Mauritius has a formal protocol on the provision of assistance to all victims of sexual abuse; children victimized by commercial sexual exploitation are accompanied to the hospital by a child welfare officer, and police work in conjunction with this officer to obtain a statement. Medical treatment and psychological support were readily available at public clinics and NGO centers in Mauritius. The Child Protection (Amendment) Act of 2008 established a child mentoring scheme to provide support and rehabilitation to children in distress, including children engaged in prostitution; the government did not utilize this program to assist children engaged in or at risk of prostitution during the reporting period.
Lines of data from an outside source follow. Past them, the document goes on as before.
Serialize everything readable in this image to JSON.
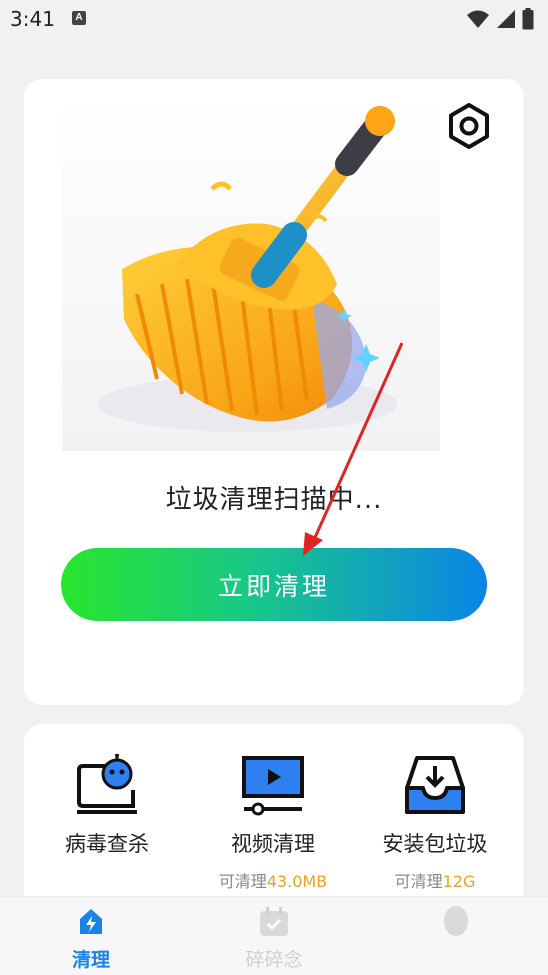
{
  "status_bar": {
    "time": "3:41",
    "notif_letter": "A"
  },
  "main": {
    "scan_status": "垃圾清理扫描中...",
    "clean_button": "立即清理"
  },
  "tools": [
    {
      "label": "病毒查杀",
      "icon": "virus-scan-icon"
    },
    {
      "label": "视频清理",
      "sub_prefix": "可清理",
      "sub_value": "43.0MB",
      "icon": "video-icon"
    },
    {
      "label": "安装包垃圾",
      "sub_prefix": "可清理",
      "sub_value": "12G",
      "icon": "package-icon"
    }
  ],
  "tabs": [
    {
      "label": "清理",
      "active": true,
      "icon": "clean-tab-icon"
    },
    {
      "label": "碎碎念",
      "active": false,
      "icon": "calendar-check-icon"
    },
    {
      "label": "",
      "active": false,
      "icon": "egg-icon"
    }
  ],
  "colors": {
    "accent": "#1a84e6",
    "button_gradient": [
      "#28e62c",
      "#19c789",
      "#0a85e8"
    ],
    "highlight": "#f0a21c",
    "arrow": "#e02424"
  }
}
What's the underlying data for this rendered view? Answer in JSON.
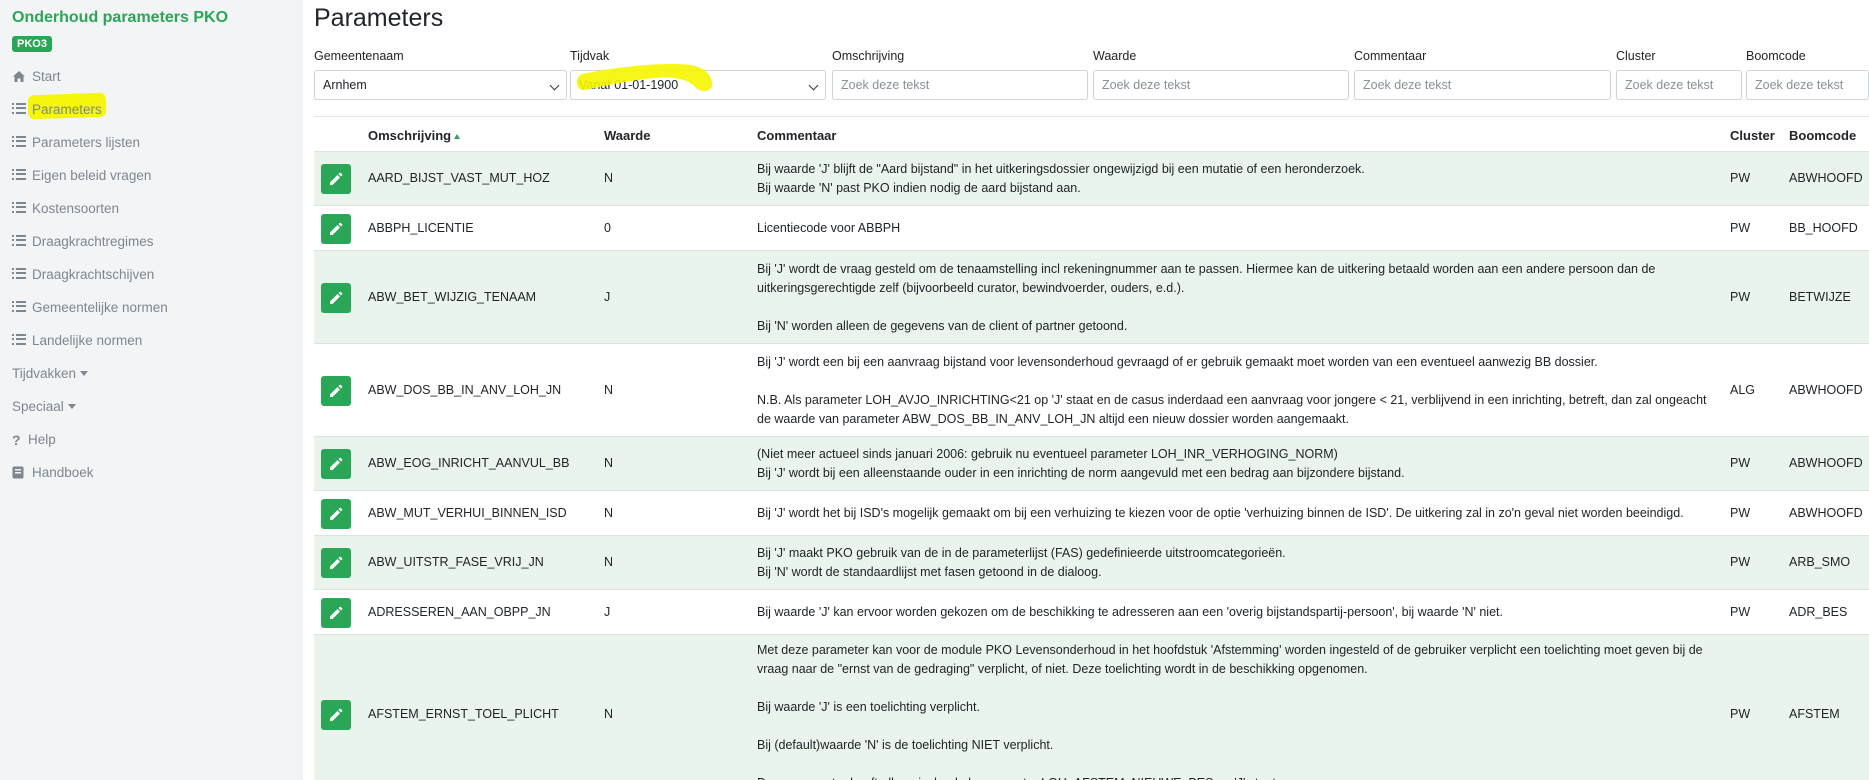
{
  "app": {
    "title": "Onderhoud parameters PKO",
    "badge": "PKO3"
  },
  "sidebar": {
    "items": [
      {
        "label": "Start",
        "icon": "home-icon"
      },
      {
        "label": "Parameters",
        "icon": "list-icon"
      },
      {
        "label": "Parameters lijsten",
        "icon": "list-icon"
      },
      {
        "label": "Eigen beleid vragen",
        "icon": "list-icon"
      },
      {
        "label": "Kostensoorten",
        "icon": "list-icon"
      },
      {
        "label": "Draagkrachtregimes",
        "icon": "list-icon"
      },
      {
        "label": "Draagkrachtschijven",
        "icon": "list-icon"
      },
      {
        "label": "Gemeentelijke normen",
        "icon": "list-icon"
      },
      {
        "label": "Landelijke normen",
        "icon": "list-icon"
      },
      {
        "label": "Tijdvakken",
        "icon": "dropdown-caret"
      },
      {
        "label": "Speciaal",
        "icon": "dropdown-caret"
      },
      {
        "label": "Help",
        "icon": "question-icon"
      },
      {
        "label": "Handboek",
        "icon": "book-icon"
      }
    ]
  },
  "page": {
    "title": "Parameters"
  },
  "filters": {
    "gemeentenaam": {
      "label": "Gemeentenaam",
      "value": "Arnhem"
    },
    "tijdvak": {
      "label": "Tijdvak",
      "value": "Vanaf 01-01-1900"
    },
    "omschrijving": {
      "label": "Omschrijving",
      "placeholder": "Zoek deze tekst"
    },
    "waarde": {
      "label": "Waarde",
      "placeholder": "Zoek deze tekst"
    },
    "commentaar": {
      "label": "Commentaar",
      "placeholder": "Zoek deze tekst"
    },
    "cluster": {
      "label": "Cluster",
      "placeholder": "Zoek deze tekst"
    },
    "boomcode": {
      "label": "Boomcode",
      "placeholder": "Zoek deze tekst"
    }
  },
  "table": {
    "headers": {
      "omschrijving": "Omschrijving",
      "waarde": "Waarde",
      "commentaar": "Commentaar",
      "cluster": "Cluster",
      "boomcode": "Boomcode"
    },
    "rows": [
      {
        "omschrijving": "AARD_BIJST_VAST_MUT_HOZ",
        "waarde": "N",
        "commentaar": "Bij waarde 'J' blijft de \"Aard bijstand\" in het uitkeringsdossier ongewijzigd bij een mutatie of een heronderzoek.\nBij waarde 'N' past PKO indien nodig de aard bijstand aan.",
        "cluster": "PW",
        "boomcode": "ABWHOOFD"
      },
      {
        "omschrijving": "ABBPH_LICENTIE",
        "waarde": "0",
        "commentaar": "Licentiecode voor ABBPH",
        "cluster": "PW",
        "boomcode": "BB_HOOFD"
      },
      {
        "omschrijving": "ABW_BET_WIJZIG_TENAAM",
        "waarde": "J",
        "commentaar": "Bij 'J' wordt de vraag gesteld om de tenaamstelling incl rekeningnummer aan te passen. Hiermee kan de uitkering betaald worden aan een andere persoon dan de\nuitkeringsgerechtigde zelf (bijvoorbeeld curator, bewindvoerder, ouders, e.d.).\n\nBij 'N' worden alleen de gegevens van de client of partner getoond.",
        "cluster": "PW",
        "boomcode": "BETWIJZE"
      },
      {
        "omschrijving": "ABW_DOS_BB_IN_ANV_LOH_JN",
        "waarde": "N",
        "commentaar": "Bij 'J' wordt een bij een aanvraag bijstand voor levensonderhoud gevraagd of er gebruik gemaakt moet worden van een eventueel aanwezig BB dossier.\n\nN.B. Als parameter LOH_AVJO_INRICHTING<21 op 'J' staat en de casus inderdaad een aanvraag voor jongere < 21, verblijvend in een inrichting, betreft, dan zal ongeacht\nde waarde van parameter ABW_DOS_BB_IN_ANV_LOH_JN altijd een nieuw dossier worden aangemaakt.",
        "cluster": "ALG",
        "boomcode": "ABWHOOFD"
      },
      {
        "omschrijving": "ABW_EOG_INRICHT_AANVUL_BB",
        "waarde": "N",
        "commentaar": "(Niet meer actueel sinds januari 2006: gebruik nu eventueel parameter LOH_INR_VERHOGING_NORM)\nBij 'J' wordt bij een alleenstaande ouder in een inrichting de norm aangevuld met een bedrag aan bijzondere bijstand.",
        "cluster": "PW",
        "boomcode": "ABWHOOFD"
      },
      {
        "omschrijving": "ABW_MUT_VERHUI_BINNEN_ISD",
        "waarde": "N",
        "commentaar": "Bij 'J' wordt het bij ISD's mogelijk gemaakt om bij een verhuizing te kiezen voor de optie 'verhuizing binnen de ISD'. De uitkering zal in zo'n geval niet worden beeindigd.",
        "cluster": "PW",
        "boomcode": "ABWHOOFD"
      },
      {
        "omschrijving": "ABW_UITSTR_FASE_VRIJ_JN",
        "waarde": "N",
        "commentaar": "Bij 'J' maakt PKO gebruik van de in de parameterlijst (FAS) gedefinieerde uitstroomcategorieën.\nBij 'N' wordt de standaardlijst met fasen getoond in de dialoog.",
        "cluster": "PW",
        "boomcode": "ARB_SMO"
      },
      {
        "omschrijving": "ADRESSEREN_AAN_OBPP_JN",
        "waarde": "J",
        "commentaar": "Bij waarde 'J' kan ervoor worden gekozen om de beschikking te adresseren aan een 'overig bijstandspartij-persoon', bij waarde 'N' niet.",
        "cluster": "PW",
        "boomcode": "ADR_BES"
      },
      {
        "omschrijving": "AFSTEM_ERNST_TOEL_PLICHT",
        "waarde": "N",
        "commentaar": "Met deze parameter kan voor de module PKO Levensonderhoud in het hoofdstuk 'Afstemming' worden ingesteld of de gebruiker verplicht een toelichting moet geven bij de\nvraag naar de \"ernst van de gedraging\" verplicht, of niet. Deze toelichting wordt in de beschikking opgenomen.\n\nBij waarde 'J' is een toelichting verplicht.\n\nBij (default)waarde 'N' is de toelichting NIET verplicht.\n\nDeze parameter heeft alleen invloed als parameter LOH_AFSTEM_NIEUWE_BES op 'J' staat.",
        "cluster": "PW",
        "boomcode": "AFSTEM"
      }
    ]
  }
}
The government encourages victims' assistance in the investigation and prosecution of trafficking crimes, and ensures that victims are not inappropriately incarcerated, fined, or otherwise penalized solely for unlawful acts committed as a direct result of being trafficked.

==Prevention (2009)==
The government made notable efforts to prevent the sex trafficking of children and reduce the demand for commercial sex acts during the year. The Police Family Protection Unit and the Minor's Brigade, in conjunction with the CDU, continued its widespread awareness campaign on child abuse and child rights at schools and community centers that included a session on the dangers and consequences of engaging in prostitution; this campaign reached over 16,372 persons in 2009, including 1,574 parents from tourist regions where children have greater risk of trafficking. Law enforcement and child welfare officials conducted surveillance at bus stops, night clubs, gaming houses, and other places frequented by children to identify and interact with students who were at a high risk of sex trafficking. The Ministry of Tourism, Leisure, and External Communications sustained its distribution of pamphlets to hotels and tour operators regarding the responsibility of the tourism sector to combat child sex trafficking. Communication and coordination among the relevant ministries, however, continued to be lacking. There were reports in 2009 that Mauritian nationals may be participating in child sex tourism in Nosy Be, Madagascar; the government took no specific action to address this problem during the year. Inspections conducted by the Ministry of Labor's 30 labor officers and nine trainee officers in 2009 yielded no cases of forced labor or exploitative child labor.